Дети полуночи - Рушди Ахмед Салман
Ознакомительная версия. Доступно 34 страниц из 167
Слишком мучительно. Оптимизм расцвел, будто роза на куче дерьма: мне больно вспоминать об этом. Вот и довольно, остальное я позабыл. Нет! Нет так нет, ладно, вспомню… Что хуже стальных прутьев-кандалов-колодок-свечей, поднесенных-к-коже? Что тяжелей вырывания ногтей и голода? Раскрою самую тонкую, самую изощренную уловку Вдовы: вместо того, чтобы мучить нас, она дала нам надежду. А это значит: оставалась какая-то вещь – нет, не «какая-то», а самая прекрасная в мире! – которую она могла у нас отобрать. И теперь очень скоро мне придется описывать, как нас отрезали от надежды.

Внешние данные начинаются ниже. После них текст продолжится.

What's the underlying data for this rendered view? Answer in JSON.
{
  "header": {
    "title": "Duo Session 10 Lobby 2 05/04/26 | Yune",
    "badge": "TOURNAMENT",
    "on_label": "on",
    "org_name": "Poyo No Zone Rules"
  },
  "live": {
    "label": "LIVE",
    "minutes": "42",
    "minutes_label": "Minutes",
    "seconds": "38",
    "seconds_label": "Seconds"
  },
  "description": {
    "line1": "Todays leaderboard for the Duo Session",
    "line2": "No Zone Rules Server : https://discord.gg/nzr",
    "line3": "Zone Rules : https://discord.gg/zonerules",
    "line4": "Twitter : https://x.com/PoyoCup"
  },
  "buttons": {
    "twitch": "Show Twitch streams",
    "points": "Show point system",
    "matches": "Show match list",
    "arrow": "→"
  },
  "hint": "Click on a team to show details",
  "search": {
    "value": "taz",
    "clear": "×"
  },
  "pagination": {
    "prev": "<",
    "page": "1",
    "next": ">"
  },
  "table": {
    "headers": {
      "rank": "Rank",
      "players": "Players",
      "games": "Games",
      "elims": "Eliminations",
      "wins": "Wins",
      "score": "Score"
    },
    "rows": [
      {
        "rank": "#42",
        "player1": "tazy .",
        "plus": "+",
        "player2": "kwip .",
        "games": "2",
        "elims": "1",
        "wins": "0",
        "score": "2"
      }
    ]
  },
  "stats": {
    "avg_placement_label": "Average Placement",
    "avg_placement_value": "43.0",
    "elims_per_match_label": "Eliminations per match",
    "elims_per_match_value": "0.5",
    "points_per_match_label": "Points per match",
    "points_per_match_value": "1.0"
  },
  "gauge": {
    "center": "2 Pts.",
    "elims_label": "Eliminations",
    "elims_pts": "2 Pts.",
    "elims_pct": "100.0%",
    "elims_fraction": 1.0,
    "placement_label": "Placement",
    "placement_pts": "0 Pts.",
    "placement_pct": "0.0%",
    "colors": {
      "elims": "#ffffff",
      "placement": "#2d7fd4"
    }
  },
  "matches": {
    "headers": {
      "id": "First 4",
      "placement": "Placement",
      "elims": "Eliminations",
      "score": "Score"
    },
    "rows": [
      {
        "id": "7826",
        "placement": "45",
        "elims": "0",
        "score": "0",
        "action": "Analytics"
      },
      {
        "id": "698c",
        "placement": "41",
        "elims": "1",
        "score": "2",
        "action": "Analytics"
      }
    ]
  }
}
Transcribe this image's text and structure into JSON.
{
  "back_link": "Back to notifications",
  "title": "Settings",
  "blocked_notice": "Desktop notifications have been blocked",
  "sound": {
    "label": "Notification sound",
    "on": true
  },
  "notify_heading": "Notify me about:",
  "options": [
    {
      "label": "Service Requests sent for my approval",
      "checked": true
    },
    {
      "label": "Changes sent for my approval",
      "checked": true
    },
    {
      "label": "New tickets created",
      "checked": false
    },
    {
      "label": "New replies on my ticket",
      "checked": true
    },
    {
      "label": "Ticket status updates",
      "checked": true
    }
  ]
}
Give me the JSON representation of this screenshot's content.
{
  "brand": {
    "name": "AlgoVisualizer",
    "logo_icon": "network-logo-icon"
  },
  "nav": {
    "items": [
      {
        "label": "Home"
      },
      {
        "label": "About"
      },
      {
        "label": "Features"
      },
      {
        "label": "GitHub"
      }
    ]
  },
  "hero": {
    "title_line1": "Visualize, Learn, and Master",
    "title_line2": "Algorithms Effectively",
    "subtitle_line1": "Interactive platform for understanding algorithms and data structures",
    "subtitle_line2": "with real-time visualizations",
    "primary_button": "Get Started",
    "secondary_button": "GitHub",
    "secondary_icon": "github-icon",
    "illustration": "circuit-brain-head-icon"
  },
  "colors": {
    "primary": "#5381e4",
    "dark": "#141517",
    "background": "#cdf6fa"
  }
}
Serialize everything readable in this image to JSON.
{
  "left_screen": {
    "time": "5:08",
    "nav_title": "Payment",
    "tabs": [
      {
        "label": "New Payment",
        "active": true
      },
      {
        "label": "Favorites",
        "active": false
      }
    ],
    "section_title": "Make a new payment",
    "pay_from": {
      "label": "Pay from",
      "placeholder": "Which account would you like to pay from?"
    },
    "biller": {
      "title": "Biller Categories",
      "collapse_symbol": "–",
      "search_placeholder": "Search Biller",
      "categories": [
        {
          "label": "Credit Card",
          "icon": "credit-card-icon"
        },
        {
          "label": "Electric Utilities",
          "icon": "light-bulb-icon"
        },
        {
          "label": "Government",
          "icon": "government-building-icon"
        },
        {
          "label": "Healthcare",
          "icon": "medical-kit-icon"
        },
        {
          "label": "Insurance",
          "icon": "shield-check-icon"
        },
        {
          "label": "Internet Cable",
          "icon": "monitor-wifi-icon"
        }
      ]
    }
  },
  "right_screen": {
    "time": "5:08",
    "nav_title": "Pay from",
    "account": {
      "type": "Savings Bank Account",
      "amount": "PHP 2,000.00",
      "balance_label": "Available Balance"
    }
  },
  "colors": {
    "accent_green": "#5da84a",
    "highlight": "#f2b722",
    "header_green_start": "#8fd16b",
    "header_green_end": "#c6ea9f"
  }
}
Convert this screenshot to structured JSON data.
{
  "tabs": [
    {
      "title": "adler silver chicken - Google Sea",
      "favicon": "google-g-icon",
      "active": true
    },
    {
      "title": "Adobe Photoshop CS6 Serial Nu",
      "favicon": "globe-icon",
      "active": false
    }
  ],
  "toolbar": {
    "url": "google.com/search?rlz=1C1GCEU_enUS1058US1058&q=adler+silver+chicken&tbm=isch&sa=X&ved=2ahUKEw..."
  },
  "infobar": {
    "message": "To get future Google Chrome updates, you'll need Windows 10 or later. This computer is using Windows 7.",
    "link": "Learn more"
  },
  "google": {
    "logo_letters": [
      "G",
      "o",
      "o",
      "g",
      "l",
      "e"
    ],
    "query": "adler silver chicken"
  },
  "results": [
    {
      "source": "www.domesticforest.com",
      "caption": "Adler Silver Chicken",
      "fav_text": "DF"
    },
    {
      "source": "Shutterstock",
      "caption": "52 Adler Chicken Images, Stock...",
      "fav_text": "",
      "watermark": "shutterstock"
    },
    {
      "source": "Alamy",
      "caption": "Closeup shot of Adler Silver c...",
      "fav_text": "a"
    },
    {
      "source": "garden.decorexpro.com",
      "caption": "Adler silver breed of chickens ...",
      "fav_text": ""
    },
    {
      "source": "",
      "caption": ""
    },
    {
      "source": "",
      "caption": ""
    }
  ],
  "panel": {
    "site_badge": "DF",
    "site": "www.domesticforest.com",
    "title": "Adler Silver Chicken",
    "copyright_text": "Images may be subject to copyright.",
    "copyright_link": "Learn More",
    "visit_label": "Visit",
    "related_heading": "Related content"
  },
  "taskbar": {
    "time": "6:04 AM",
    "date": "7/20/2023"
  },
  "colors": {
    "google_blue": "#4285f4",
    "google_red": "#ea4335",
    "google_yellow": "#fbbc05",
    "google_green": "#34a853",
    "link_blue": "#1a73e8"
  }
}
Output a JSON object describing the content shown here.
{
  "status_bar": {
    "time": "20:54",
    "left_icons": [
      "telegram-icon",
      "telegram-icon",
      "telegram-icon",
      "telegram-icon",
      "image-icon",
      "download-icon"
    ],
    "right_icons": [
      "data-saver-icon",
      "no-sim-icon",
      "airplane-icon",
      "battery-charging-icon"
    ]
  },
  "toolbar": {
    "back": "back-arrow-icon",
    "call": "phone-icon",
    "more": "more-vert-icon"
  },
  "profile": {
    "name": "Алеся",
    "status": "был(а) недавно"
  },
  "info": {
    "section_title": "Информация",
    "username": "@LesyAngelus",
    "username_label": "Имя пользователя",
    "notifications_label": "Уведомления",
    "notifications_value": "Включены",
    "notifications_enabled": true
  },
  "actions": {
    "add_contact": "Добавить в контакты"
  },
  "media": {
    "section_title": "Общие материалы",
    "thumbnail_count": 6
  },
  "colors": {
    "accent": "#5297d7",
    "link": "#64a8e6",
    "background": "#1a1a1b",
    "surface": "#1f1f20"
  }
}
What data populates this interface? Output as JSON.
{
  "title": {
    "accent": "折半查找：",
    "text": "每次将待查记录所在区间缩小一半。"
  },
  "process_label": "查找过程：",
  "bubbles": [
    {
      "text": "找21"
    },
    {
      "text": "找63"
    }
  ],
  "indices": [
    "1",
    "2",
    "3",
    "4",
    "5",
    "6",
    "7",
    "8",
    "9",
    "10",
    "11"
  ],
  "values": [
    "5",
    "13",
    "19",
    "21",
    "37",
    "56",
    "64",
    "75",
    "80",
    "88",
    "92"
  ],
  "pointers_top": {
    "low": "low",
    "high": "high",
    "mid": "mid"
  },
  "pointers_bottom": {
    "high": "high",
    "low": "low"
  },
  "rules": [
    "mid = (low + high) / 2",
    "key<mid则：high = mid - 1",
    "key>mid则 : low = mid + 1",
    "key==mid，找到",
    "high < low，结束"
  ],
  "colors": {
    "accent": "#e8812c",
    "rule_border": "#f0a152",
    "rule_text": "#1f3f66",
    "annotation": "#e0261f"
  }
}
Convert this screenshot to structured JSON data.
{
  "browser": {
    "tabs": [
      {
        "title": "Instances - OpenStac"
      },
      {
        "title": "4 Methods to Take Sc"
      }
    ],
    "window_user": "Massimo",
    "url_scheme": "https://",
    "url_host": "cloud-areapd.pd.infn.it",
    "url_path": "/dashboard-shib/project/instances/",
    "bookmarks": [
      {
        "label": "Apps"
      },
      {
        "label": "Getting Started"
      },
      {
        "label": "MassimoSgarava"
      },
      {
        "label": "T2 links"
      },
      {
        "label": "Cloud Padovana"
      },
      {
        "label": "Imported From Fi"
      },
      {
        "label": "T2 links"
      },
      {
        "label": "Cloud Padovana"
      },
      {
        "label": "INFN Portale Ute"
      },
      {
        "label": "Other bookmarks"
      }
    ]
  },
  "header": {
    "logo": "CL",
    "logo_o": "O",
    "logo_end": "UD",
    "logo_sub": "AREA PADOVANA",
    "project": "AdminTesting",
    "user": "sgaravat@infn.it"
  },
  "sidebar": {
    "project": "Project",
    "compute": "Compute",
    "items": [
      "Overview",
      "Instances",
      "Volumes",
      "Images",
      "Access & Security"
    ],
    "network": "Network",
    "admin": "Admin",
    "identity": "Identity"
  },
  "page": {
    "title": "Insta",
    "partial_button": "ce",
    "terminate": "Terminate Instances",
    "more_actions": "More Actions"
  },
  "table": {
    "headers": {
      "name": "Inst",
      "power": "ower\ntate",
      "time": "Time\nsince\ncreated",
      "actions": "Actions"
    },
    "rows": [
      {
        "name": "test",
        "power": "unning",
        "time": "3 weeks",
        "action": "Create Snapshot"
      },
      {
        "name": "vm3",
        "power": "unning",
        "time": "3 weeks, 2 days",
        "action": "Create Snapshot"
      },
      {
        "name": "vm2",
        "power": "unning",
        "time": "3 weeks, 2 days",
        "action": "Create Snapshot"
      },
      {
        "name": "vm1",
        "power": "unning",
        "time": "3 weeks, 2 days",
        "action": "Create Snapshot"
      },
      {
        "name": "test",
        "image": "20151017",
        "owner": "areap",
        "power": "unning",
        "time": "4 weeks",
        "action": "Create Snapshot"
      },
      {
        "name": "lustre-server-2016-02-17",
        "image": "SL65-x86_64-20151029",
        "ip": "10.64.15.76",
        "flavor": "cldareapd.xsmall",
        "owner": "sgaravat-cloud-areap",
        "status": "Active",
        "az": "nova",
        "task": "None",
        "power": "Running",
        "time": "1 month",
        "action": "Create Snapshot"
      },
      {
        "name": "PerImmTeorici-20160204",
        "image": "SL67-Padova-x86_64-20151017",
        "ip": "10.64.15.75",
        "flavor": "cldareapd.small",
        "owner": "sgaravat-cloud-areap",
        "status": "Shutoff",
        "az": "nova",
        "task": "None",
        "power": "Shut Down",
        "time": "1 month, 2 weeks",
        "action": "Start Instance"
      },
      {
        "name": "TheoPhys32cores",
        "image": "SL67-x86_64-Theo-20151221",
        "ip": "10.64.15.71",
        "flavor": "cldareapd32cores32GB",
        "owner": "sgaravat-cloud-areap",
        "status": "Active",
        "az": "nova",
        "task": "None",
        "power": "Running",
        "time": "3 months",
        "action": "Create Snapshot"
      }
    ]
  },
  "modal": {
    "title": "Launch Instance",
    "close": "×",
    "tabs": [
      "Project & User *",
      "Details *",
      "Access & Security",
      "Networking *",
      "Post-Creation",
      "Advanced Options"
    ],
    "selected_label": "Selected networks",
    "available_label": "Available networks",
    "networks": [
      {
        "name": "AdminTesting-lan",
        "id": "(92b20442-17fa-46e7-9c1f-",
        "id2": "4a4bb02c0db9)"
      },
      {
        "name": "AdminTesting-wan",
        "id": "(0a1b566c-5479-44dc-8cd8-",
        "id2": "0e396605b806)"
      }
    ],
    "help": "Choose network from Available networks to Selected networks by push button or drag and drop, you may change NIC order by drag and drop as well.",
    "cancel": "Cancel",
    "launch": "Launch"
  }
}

Эктомия (полагаю, с греческого) – отрезание. К этому слову медицинская наука прибавляет самые разные префиксы: аппендэктомия, тонзиллэктомия, мастэктомия, тубэктомия, вазэктомия, тестэктомия, гистерэктомия. Салем хотел бы прибавить совершенно бесплатно, задаром, просто так еще один пункт к данному каталогу иссечений; этот последний термин, однако, принадлежит скорее истории, хотя медицинская наука имеет и имела к нему отношение:
Сперэктомия – выкачивание надежды.
В Новый год у меня побывала посетительница. Скрипнула дверь, зашуршал дорогой шелк. Узор на платье: зеленый и черный. Очки зелены, туфли черным-черны… В газетах об этой особе говорили: «великолепная девушка с пышными, раскачивающимися бедрами… она управляла ювелирным магазином до того, как заняться общественной работой… во время чрезвычайного положения ей полуофициально была поручена программа по стерилизации». Но я зову ее по-своему: для меня она – Рука Вдовы {284}. Которая одного за другим, и дети, и далее везде, и рвутся-рвутся шарики-мякиши… зелена-черна, она вплыла ко мне в камеру. Дети, начинается. Готовьтесь, дети. Будем едины. Пусть Рука Вдовы сделает за Вдову ее работу – но потом, потом… думайте о будущем. О настоящем думать невыносимо… и она, мягко, вкрадчиво: «По сути дела, видишь ли, вопрос упирается в Бога».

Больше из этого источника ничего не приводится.